Alguns dos vídeos identificados na investigação foram vendidos nas redes sociais chinesas por meio do Weibo, Huoshan e Taobao, entre outros aplicativos chineses de compartilhamento de vídeos. Os mais populares obtêm milhões de visualizações e alguns deles são tocados por músicos em suas apresentações como parte de shows em estádios.
A maioria dos vídeos humilhantes são crianças em volta de um quadro-negro repetindo coisas em chinês. O cinegrafista dos vídeos chineses faz as crianças repetirem coisas que podem parecer inocentes, mas não são, como meninas dançando de forma vulgar.
Wode Maya diz que há vídeos com crianças africanas à venda na China desde pelo menos 2015. A maioria dos vídeos são feitos e vendidos por cidadãos chineses que vivem na África. As legendas sempre dizem apenas "África", nunca especificando o país onde foi filmado.
Muitas vezes, as palavras que as crianças dizem não são racistas, geralmente são votos de felicidades ou anúncios para uma empresa. No seguinte vídeo, por exemplo, as crianças desejam a uma tal de "Luli" um feliz aniversário. Eles também desejam a ela felicidade, boa saúde e que seja bela para sempre.
Este outro mostra crianças anunciando a empresa Morning Li Team. O número de telefone da empresa está no quadro-negro.
Os repórteres também conheceram algumas das famílias envolvidas nas atividades do cinegrafista e examinaram como os mal-entendidos culturais, a pobreza rural e a exploração racista sustentam esta indústria de vídeos. A avó de uma criança apresentada no vídeo de "Baixo QI" disse que o produtor chinês estava "lucrando com os pobres".
A equipe da BBC recebeu uma dica de quando seria a próxima filmagem e foi lá disfarçada. A filmagem secreta confirmou os temores dos moradores de que as crianças estão faltando à escola para filmar vídeos racistas. A maior motivação para as crianças faltarem à escola é porque são pagas para filmar esses vídeos.

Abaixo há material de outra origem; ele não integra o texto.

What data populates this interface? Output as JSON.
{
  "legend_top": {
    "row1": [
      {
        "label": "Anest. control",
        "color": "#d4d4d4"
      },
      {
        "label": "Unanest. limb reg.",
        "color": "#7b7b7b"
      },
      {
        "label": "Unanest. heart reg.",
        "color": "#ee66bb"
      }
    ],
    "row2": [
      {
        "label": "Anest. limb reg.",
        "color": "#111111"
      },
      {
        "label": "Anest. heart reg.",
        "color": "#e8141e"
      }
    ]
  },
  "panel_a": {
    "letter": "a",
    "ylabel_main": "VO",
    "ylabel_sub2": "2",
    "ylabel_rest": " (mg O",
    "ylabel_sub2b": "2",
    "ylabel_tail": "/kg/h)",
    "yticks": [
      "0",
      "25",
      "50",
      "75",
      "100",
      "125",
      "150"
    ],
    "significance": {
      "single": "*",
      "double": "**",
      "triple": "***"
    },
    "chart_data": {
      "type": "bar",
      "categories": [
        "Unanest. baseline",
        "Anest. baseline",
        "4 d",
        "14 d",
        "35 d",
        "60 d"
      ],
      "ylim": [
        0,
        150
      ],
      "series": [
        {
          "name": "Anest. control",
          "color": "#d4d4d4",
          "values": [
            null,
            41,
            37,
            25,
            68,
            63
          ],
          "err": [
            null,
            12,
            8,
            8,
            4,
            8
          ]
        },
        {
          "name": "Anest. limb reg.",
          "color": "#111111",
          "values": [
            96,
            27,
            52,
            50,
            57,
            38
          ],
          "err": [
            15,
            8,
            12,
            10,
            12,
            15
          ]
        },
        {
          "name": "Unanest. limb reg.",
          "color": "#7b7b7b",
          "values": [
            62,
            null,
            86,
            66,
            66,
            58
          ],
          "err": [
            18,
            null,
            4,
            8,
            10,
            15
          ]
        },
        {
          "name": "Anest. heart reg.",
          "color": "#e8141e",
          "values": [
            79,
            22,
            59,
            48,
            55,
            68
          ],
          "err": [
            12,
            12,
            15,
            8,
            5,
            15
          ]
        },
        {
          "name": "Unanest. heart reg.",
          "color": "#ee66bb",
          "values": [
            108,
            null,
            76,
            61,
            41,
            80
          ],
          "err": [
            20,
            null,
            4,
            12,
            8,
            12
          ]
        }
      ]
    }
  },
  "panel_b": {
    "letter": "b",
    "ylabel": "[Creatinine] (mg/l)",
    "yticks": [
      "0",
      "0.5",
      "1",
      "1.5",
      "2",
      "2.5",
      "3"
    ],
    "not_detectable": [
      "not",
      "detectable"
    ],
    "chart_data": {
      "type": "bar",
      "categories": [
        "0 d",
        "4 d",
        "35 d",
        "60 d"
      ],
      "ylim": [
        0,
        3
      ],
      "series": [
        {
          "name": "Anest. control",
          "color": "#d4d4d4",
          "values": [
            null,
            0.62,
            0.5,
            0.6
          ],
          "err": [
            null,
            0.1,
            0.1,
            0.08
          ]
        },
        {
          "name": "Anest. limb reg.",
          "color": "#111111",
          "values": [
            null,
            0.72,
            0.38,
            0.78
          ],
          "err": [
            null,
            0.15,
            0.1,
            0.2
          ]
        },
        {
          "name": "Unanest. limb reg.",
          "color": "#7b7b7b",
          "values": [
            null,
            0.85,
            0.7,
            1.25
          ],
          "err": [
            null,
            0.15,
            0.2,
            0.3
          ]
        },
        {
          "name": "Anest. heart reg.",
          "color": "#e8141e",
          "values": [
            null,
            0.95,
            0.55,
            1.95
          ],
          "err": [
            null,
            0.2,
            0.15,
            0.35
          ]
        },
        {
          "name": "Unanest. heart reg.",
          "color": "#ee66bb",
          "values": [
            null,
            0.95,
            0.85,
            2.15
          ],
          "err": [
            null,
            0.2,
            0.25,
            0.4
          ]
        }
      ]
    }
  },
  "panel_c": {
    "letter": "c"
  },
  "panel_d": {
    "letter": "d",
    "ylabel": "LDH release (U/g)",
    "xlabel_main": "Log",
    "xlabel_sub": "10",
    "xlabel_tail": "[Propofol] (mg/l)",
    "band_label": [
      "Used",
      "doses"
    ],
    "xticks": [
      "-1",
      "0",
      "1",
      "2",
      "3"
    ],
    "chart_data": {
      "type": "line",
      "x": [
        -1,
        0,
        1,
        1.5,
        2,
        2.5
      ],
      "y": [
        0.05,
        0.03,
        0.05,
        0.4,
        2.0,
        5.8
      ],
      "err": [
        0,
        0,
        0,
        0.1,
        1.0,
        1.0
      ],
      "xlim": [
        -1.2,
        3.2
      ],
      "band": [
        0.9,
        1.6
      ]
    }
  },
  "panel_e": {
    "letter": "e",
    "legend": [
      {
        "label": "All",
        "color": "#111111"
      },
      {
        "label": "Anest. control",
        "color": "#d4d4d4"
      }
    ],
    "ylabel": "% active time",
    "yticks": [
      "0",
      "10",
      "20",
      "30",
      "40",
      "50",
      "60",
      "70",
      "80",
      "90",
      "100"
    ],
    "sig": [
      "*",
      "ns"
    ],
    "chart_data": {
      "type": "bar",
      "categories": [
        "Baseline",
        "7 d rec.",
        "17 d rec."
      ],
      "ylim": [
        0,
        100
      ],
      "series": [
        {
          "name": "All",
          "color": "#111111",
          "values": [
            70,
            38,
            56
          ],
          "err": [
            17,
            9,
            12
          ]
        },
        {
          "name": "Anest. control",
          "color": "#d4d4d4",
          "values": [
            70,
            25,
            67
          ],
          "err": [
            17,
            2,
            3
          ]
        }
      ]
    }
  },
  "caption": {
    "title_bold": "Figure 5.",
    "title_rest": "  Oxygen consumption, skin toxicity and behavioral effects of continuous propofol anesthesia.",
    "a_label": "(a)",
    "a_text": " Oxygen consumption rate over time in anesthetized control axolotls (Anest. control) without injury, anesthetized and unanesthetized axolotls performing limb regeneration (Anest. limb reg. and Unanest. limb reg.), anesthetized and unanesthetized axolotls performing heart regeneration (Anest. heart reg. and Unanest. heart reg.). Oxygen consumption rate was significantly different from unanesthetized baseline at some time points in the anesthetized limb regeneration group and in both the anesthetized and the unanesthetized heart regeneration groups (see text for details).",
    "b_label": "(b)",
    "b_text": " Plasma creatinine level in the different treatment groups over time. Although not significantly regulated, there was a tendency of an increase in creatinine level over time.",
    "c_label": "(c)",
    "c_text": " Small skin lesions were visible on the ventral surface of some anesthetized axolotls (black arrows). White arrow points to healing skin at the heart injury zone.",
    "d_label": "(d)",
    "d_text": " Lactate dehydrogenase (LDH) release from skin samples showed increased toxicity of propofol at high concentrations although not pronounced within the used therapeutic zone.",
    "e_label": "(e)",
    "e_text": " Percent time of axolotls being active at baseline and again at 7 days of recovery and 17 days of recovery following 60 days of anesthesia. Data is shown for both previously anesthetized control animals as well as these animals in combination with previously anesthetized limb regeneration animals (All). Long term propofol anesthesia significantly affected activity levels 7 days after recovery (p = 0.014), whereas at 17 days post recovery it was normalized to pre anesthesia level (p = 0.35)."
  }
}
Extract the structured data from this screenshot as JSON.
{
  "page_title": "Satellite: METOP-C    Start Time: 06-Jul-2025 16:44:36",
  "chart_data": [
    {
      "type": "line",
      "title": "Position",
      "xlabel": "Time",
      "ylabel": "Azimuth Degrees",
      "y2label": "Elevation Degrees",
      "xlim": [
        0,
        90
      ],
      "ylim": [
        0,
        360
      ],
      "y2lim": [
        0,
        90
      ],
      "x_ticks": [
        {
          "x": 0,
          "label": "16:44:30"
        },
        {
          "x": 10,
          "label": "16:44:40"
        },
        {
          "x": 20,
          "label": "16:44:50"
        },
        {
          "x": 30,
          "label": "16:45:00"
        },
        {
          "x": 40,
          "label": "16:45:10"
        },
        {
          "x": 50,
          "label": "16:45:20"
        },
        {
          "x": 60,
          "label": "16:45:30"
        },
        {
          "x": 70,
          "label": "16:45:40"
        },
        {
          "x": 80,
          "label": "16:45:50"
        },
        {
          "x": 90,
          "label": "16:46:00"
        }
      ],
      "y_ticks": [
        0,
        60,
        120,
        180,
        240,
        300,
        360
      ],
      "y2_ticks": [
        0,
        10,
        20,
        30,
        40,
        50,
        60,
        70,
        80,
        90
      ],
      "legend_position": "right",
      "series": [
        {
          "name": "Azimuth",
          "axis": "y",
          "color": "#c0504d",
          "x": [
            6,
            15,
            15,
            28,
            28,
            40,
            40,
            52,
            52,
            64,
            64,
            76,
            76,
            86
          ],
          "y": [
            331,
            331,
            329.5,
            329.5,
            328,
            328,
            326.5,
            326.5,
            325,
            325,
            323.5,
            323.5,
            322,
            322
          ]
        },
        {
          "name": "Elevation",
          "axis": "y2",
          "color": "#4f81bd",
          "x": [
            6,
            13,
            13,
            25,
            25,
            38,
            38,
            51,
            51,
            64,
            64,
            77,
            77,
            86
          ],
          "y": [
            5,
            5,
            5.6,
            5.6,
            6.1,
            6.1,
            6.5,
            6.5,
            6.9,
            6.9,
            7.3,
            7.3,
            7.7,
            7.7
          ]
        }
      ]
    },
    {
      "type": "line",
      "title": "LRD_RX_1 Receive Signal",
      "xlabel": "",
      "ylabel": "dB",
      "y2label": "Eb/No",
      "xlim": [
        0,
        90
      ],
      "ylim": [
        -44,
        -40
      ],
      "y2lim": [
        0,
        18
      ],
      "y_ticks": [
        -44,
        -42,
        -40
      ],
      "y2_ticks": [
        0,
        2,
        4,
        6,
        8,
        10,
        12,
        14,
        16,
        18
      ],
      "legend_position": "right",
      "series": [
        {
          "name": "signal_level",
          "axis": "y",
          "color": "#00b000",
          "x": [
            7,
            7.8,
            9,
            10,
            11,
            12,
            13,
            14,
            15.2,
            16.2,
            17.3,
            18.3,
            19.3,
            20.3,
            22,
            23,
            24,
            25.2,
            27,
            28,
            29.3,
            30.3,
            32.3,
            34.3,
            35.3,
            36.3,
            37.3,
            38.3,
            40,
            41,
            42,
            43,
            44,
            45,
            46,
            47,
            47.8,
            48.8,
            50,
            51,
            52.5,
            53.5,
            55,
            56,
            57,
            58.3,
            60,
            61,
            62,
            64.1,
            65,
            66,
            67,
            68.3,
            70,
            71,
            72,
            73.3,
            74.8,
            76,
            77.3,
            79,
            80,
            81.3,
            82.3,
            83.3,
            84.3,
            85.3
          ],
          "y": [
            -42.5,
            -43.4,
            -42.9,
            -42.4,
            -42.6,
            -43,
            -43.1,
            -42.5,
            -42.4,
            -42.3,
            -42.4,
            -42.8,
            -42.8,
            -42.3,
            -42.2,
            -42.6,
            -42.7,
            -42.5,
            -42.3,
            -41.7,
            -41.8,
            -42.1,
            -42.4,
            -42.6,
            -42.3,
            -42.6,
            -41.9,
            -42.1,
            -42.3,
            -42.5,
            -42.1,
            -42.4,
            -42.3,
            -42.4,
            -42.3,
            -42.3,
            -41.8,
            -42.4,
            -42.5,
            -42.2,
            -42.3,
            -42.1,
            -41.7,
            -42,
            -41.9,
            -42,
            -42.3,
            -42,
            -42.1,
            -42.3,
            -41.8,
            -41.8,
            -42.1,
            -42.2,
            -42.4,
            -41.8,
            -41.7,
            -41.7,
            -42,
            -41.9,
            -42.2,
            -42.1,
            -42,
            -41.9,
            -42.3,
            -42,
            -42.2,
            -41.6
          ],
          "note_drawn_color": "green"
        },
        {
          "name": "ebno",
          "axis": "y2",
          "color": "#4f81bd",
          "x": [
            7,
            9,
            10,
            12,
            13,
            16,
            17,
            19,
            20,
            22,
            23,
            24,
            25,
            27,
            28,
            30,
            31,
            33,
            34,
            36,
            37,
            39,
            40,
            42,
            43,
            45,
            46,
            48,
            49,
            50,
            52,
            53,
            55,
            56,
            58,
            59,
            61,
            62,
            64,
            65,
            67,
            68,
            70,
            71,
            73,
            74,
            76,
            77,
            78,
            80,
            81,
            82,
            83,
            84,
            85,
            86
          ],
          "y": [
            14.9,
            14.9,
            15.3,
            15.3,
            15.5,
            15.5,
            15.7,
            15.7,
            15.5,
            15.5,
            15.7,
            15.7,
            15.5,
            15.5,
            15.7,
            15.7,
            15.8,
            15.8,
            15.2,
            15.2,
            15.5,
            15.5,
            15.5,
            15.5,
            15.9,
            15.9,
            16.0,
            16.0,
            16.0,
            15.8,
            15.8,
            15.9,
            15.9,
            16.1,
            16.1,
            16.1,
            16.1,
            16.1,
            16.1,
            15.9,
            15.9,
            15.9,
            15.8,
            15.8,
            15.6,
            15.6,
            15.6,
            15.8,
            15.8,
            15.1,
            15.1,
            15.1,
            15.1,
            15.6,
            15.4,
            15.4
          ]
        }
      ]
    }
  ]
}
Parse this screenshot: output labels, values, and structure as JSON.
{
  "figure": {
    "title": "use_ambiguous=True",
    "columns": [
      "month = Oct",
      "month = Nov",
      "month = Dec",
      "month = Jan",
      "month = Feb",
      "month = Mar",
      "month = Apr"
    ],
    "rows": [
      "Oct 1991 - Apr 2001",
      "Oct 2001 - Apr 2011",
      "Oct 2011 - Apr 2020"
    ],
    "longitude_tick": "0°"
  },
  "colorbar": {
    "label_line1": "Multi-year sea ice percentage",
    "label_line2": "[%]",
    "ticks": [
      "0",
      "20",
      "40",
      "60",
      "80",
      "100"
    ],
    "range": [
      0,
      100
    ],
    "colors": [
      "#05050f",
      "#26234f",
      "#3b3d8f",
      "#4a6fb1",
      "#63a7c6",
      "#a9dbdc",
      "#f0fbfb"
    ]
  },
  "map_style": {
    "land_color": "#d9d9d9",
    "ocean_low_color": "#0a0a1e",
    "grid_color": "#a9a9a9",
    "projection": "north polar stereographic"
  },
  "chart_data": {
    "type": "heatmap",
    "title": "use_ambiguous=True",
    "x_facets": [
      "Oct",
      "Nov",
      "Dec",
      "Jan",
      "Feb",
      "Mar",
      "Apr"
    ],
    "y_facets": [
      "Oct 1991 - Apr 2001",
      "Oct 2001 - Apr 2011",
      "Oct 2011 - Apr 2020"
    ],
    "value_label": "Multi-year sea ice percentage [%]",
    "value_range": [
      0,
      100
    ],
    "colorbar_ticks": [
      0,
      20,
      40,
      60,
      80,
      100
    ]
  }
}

A investigação deve interromper momentaneamente este sindicato nojento de produção de vídeos, mas em vilarejos de todo o continente, crianças africanas ainda estão sendo exploradas com fins lucrativos.
Houve controvérsia sobre esses vídeos no passado. Em 2017, o Taobao fechou várias contas que os vendiam. De acordo com o meio de comunicação Hong Kong Free Press, Taobao decidiu fechar essas contas depois que os vídeos receberam muitas críticas. No entanto, não está claro se a empresa optou por fechar as contas porque eram ilegais, contrariavam a política da plataforma ou simplesmente para encerrar o debate.
Se você pesquisar as palavras-chave "crianças africanas com sinais da China" em chinês no Google ou nas mídias sociais, encontrará centenas de vídeos semelhantes à venda. Não há números oficiais sobre o número de vendedores ou quanto dinheiro eles ganham com a venda desses vídeos.